There was a livid bruise under his eye, the left side of his face swelled unnaturally and his arm was in a cast. Despite all the injuries, he still had the same pale blue eyes and was lean and handsome, and my pulse quickened when he said my name.
“Jen. Wow, you look fucking great. Still a babe.”
I blushed. “Thanks. You look like you lost a fight with a brick wall.”
We both laughed.
“Nice Jeep. This new?”
I nodded. He lit a cigarette and offered me one. I declined. I’d quit smoking well over a decade before.
He let out a plume of smoke into the cool night air and shook his cigarette at me. “So you got kids now, huh? Two girls right? Yeah, I see ‘em on your profile sometimes. Nice looking family. I got three with my ex. She doesn’t really want me hanging around the house though, wouldn’t even let me stay there after they discharged me. I’ll eventually get partial custody—once I find a job and get a permanent place.”
“I’ve seen some photos of yours too. They’re adorable. Blue eyed blondes, and good bones, just like their dad.”
He ran a hand through his hair, which was his natural ash blonde and cut short. I could tell he was proud of the resemblance. But his effusive smile soon turned to a frown. “Hey, so uh. Felicity, she uh, died recently.” There was a hitch in his voice, and he let out a sharp breath. “Overdose. I just thought you might want to know. She always liked you, you know.”
“Oh god. Shit J. I, I’m sorry.” The words felt so inadequate. I wanted to say something more, but that was all I could manage.
J had been the closest thing his brother and sister had to a parent. One of the things that had drawn me to him was the kindness he’d always shown to his younger siblings. I wanted to go to him and hold him, but he looked brittle, like he might shatter into a million little pieces if I touched him. Instead I said, “Here.” I thrust an envelope with some cash at him with embarrassment. “I hope this helps a bit, till you get on your feet.” It felt like such a paltry gesture.
Our lives had diverged so much. After my father, who’d been an addict and severely schizophrenic, had died in a shootout with police, I’d sworn off drugs and made an effort to manage my own tenuous mental health. But I’d borne painful witness to so many lost battles with addiction and mental illness that sometimes I wished I’d gone down alongside all of them. Each senseless loss of life weighed heavy on my chest, like stones, threatening to sink me. How could I go on like everything was ok after all the suffering I’d witnessed? I had managed to cultivate a nice life and was often embarrassed by what felt like an abundance of good fortune. My charity was not really for him, but to assuage my own guilty conscience for having escaped and joined the ranks of the middle class. A group of people who worked hard to push down the dissonance about the holes they saw in the social fabric, to remain oblivious to how the other half lived. I knew what it was like to be homeless, now I passed the homeless on the street with a hurried step, eyes averted and couldn’t even bring myself to offer up my couch to an old friend.

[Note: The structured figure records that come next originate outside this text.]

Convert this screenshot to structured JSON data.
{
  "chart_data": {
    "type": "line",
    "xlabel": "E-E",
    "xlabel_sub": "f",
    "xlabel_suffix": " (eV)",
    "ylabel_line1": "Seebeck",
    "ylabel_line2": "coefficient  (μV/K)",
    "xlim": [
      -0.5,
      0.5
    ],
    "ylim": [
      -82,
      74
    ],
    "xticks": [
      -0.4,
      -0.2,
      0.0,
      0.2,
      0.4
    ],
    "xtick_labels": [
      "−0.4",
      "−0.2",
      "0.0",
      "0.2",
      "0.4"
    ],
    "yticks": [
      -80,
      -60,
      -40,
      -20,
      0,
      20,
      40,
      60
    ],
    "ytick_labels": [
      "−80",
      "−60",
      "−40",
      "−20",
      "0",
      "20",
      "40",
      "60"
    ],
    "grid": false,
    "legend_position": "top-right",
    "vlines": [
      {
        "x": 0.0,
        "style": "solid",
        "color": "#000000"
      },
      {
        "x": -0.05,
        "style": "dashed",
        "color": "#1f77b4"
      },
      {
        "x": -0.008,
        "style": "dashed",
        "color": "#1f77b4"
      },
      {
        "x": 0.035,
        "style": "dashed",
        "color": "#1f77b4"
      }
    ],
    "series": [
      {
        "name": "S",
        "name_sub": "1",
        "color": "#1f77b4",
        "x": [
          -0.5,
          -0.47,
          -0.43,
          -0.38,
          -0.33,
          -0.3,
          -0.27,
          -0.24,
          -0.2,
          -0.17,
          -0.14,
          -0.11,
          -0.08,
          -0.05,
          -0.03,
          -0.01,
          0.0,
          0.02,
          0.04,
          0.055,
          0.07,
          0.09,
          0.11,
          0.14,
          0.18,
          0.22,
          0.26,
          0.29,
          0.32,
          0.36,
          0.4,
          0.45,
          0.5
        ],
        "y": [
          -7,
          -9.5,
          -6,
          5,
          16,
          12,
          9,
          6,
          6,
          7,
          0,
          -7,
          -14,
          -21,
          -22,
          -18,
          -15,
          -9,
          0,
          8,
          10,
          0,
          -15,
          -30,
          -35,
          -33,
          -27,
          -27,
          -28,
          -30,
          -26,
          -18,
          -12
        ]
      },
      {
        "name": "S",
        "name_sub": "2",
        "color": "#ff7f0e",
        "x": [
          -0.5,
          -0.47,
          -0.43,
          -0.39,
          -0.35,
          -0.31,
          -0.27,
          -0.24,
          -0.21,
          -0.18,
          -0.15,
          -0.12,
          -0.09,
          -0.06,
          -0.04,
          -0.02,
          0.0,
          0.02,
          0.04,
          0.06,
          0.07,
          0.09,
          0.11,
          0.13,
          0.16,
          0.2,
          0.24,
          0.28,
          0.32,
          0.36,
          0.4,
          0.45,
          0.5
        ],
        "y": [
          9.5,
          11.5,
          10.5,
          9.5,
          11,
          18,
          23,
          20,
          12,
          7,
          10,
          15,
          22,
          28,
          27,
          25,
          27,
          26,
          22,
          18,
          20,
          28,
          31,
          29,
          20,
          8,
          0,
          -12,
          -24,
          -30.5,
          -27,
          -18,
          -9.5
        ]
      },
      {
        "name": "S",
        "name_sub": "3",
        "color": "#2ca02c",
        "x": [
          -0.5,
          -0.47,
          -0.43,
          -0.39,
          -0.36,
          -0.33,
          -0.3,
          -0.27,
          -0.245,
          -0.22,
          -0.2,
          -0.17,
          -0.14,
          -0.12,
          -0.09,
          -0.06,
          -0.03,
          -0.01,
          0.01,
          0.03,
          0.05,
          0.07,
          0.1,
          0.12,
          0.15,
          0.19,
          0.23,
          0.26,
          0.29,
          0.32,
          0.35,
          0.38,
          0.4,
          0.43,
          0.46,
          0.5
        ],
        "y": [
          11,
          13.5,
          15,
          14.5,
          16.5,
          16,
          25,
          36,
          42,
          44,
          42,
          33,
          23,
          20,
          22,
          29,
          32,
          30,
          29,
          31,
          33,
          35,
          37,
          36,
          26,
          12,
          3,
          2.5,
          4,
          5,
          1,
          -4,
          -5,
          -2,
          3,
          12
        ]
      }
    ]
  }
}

“Thanks. I appreciate it.” He dug his heel into the cement and fiddled with the envelope, then turned to leave. I watched his tall figure retreat up the drive, and it occurred to me that we were on different trajectories and our paths would likely never cross again.
Just before he reached the door he turned back and called out, “And hey, I’m going to pay you back.”
“Yeah sure,” I said. “Or don’t. Whatever. It’s not much anyway.”